Computing-in-memory (CIM) architectures have demonstrated remarkable potential in addressing the memory wall. However, previous CIMs were often designed for multiply-accumulate (MAC) operations, which presents a myriad of challenges when deploying graph convolutional networks (GCNs) on CIM macros. This work presents a compact 6T SRAM-based aggregation and combination CIM macro (ACCIM) using: 1) a cell array with compact 6T bitcells, local jump and computing cells (LJCCs), and sparse-tracking analog-to-digital converters (STADCs) to improve energy efficiency in both input sparsity and weight bit sparsity; 2) an LJCC and STADC to improve the signal margin; 3) a CIM macro architecture with an aggregation input unit (AGINU) to support both GCN aggregation and GCN combination/convolutional neural network (CNN) MAC; 4) a graph pruning algorithm that divides the graph data into memory-friendly subgraphs; and 5) an error modeling-based pre-training method to improve the inference accuracy. A fabricated 28-nm 16-kb charge-domain SRAM-CIM macro achieved an energy efficiency of 86.87 TOPS/W and an area efficiency of 2344 GOPS/mm2 for GCNs with 4-bit degree input, 8-bit features, and 15-bit output.

查看原文

微信好友朋友圈 QQ好友复制链接

本刊更多论文

采用双级稀疏性调制和稀疏跟踪 ADC 的 28 纳米 16-kb 内存中聚合与组合计算宏程序，适用于 GCN

内存计算（CIM）体系结构在解决内存墙方面显示出了巨大的潜力。然而，以前的CIM通常是为乘法累积（MAC）操作设计的，这在CIM宏上部署图卷积网络（GCNs）时提出了无数的挑战。这项工作提出了一个紧凑的基于6T sram的聚合和组合CIM宏（ACCIM），使用：1)一个具有紧凑6T位单元、本地跳跃和计算单元（ljcc）和稀疏跟踪模数转换器（STADCs）的单元阵列，以提高输入稀疏性和权重位稀疏性的能源效率；2)采用LJCC和STADC提高信号裕度；3)具有汇聚输入单元（AGINU）的CIM宏架构，支持GCN汇聚和GCN组合/卷积神经网络（CNN） MAC；4)将图数据划分为内存友好子图的图修剪算法；5)基于误差建模的预训练方法，提高推理精度。对于具有4位度输入、8位特征和15位输出的GCNs，制备的28纳米16 kb电荷域SRAM-CIM宏的能量效率为86.87 TOPS/W，面积效率为2344 GOPS/mm2。

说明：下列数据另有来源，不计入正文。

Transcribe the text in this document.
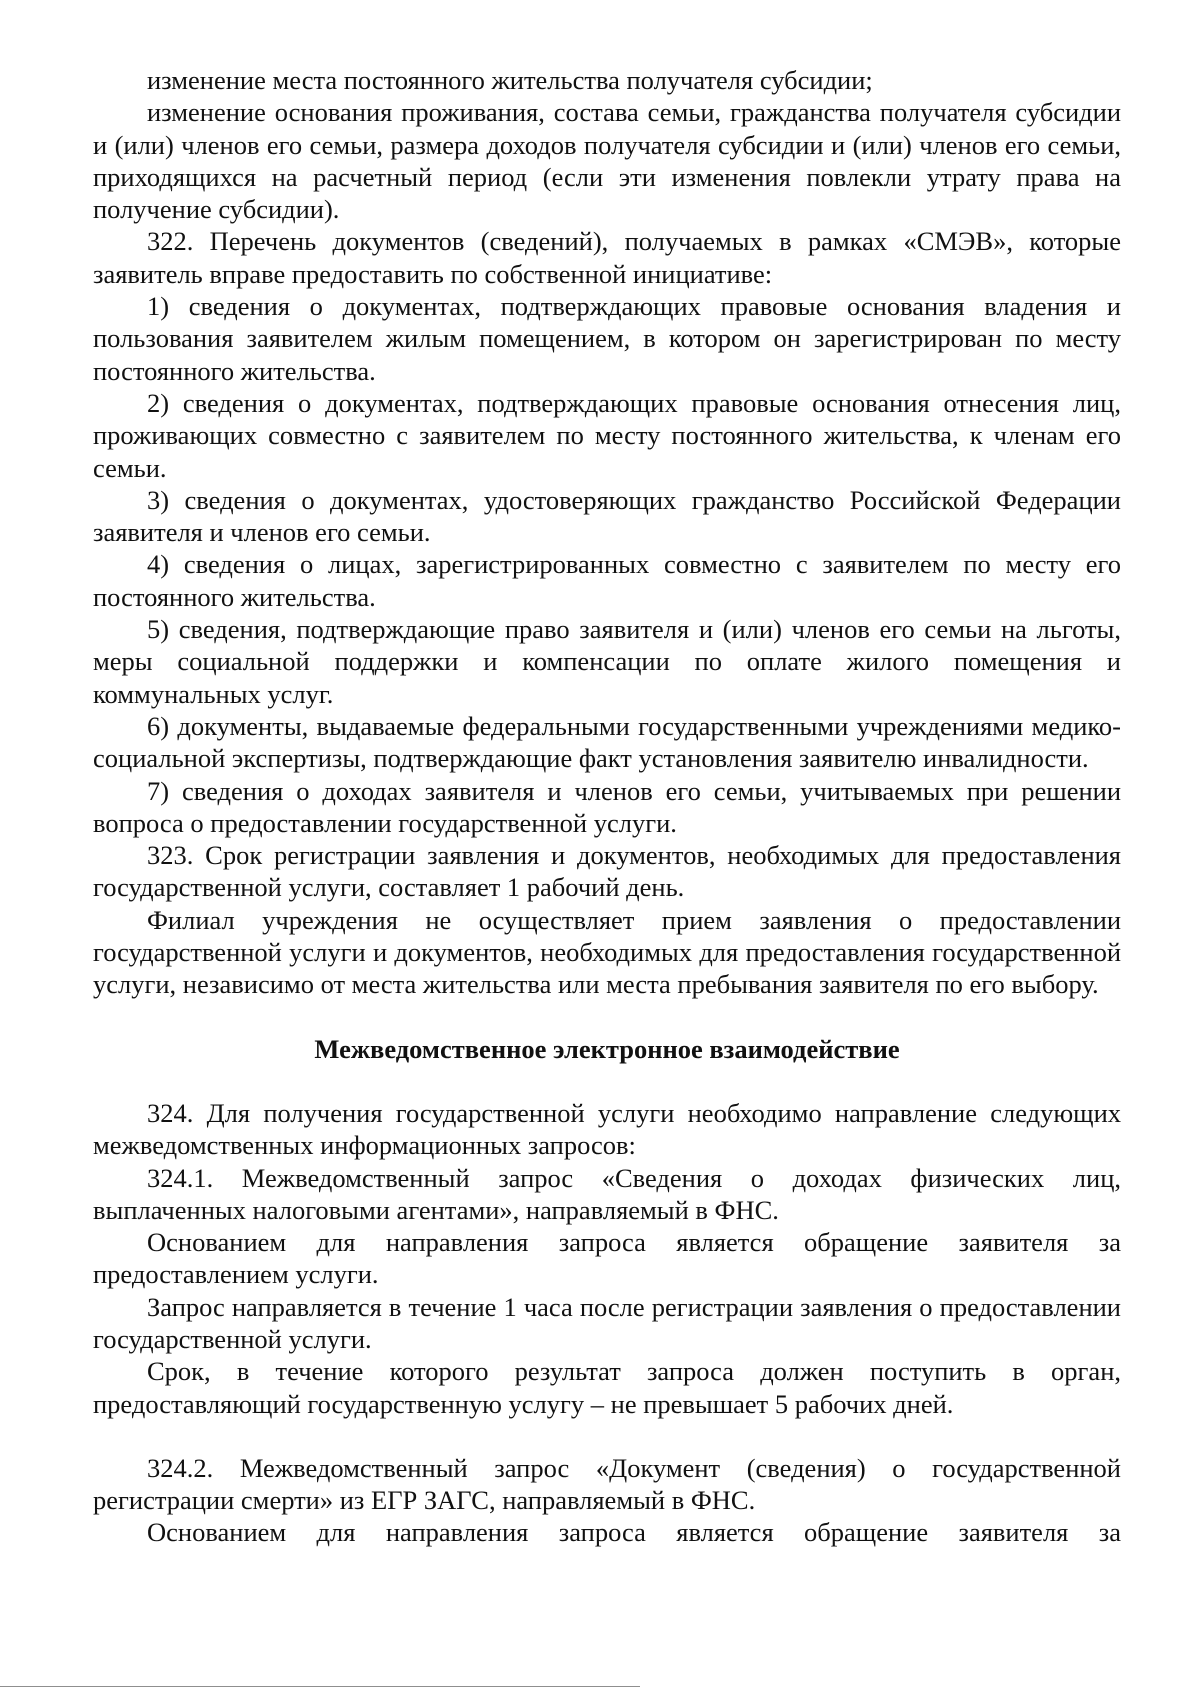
изменение места постоянного жительства получателя субсидии;

изменение основания проживания, состава семьи, гражданства получателя субсидии и (или) членов его семьи, размера доходов получателя субсидии и (или) членов его семьи, приходящихся на расчетный период (если эти изменения повлекли утрату права на получение субсидии).

322. Перечень документов (сведений), получаемых в рамках «СМЭВ», которые заявитель вправе предоставить по собственной инициативе:

1) сведения о документах, подтверждающих правовые основания владения и пользования заявителем жилым помещением, в котором он зарегистрирован по месту постоянного жительства.

2) сведения о документах, подтверждающих правовые основания отнесения лиц, проживающих совместно с заявителем по месту постоянного жительства, к членам его семьи.

3) сведения о документах, удостоверяющих гражданство Российской Федерации заявителя и членов его семьи.

4) сведения о лицах, зарегистрированных совместно с заявителем по месту его постоянного жительства.

5) сведения, подтверждающие право заявителя и (или) членов его семьи на льготы, меры социальной поддержки и компенсации по оплате жилого помещения и коммунальных услуг.

6) документы, выдаваемые федеральными государственными учреждениями медико-социальной экспертизы, подтверждающие факт установления заявителю инвалидности.

7) сведения о доходах заявителя и членов его семьи, учитываемых при решении вопроса о предоставлении государственной услуги.

323. Срок регистрации заявления и документов, необходимых для предоставления государственной услуги, составляет 1 рабочий день.

Филиал учреждения не осуществляет прием заявления о предоставлении государственной услуги и документов, необходимых для предоставления государственной услуги, независимо от места жительства или места пребывания заявителя по его выбору.

Межведомственное электронное взаимодействие

324. Для получения государственной услуги необходимо направление следующих межведомственных информационных запросов:

324.1. Межведомственный запрос «Сведения о доходах физических лиц, выплаченных налоговыми агентами», направляемый в ФНС.

Основанием для направления запроса является обращение заявителя за предоставлением услуги.

Запрос направляется в течение 1 часа после регистрации заявления о предоставлении государственной услуги.

Срок, в течение которого результат запроса должен поступить в орган, предоставляющий государственную услугу – не превышает 5 рабочих дней.

324.2. Межведомственный запрос «Документ (сведения) о государственной регистрации смерти» из ЕГР ЗАГС, направляемый в ФНС.

Основанием для направления запроса является обращение заявителя за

本文章由计算机程序翻译，如有差异，请以英文原文为准。

求助全文

约1分钟内获得全文去求助

来源期刊

IEEE Journal of Solid-state Circuits 工程技术-工程：电子与电气

CiteScore

11.00

自引率

20.40%

发文量

351

审稿时长

3-6 weeks

期刊介绍： The IEEE Journal of Solid-State Circuits publishes papers each month in the broad area of solid-state circuits with particular emphasis on transistor-level design of integrated circuits. It also provides coverage of topics such as circuits modeling, technology, systems design, layout, and testing that relate directly to IC design. Integrated circuits and VLSI are of principal interest; material related to discrete circuit design is seldom published. Experimental verification is strongly encouraged.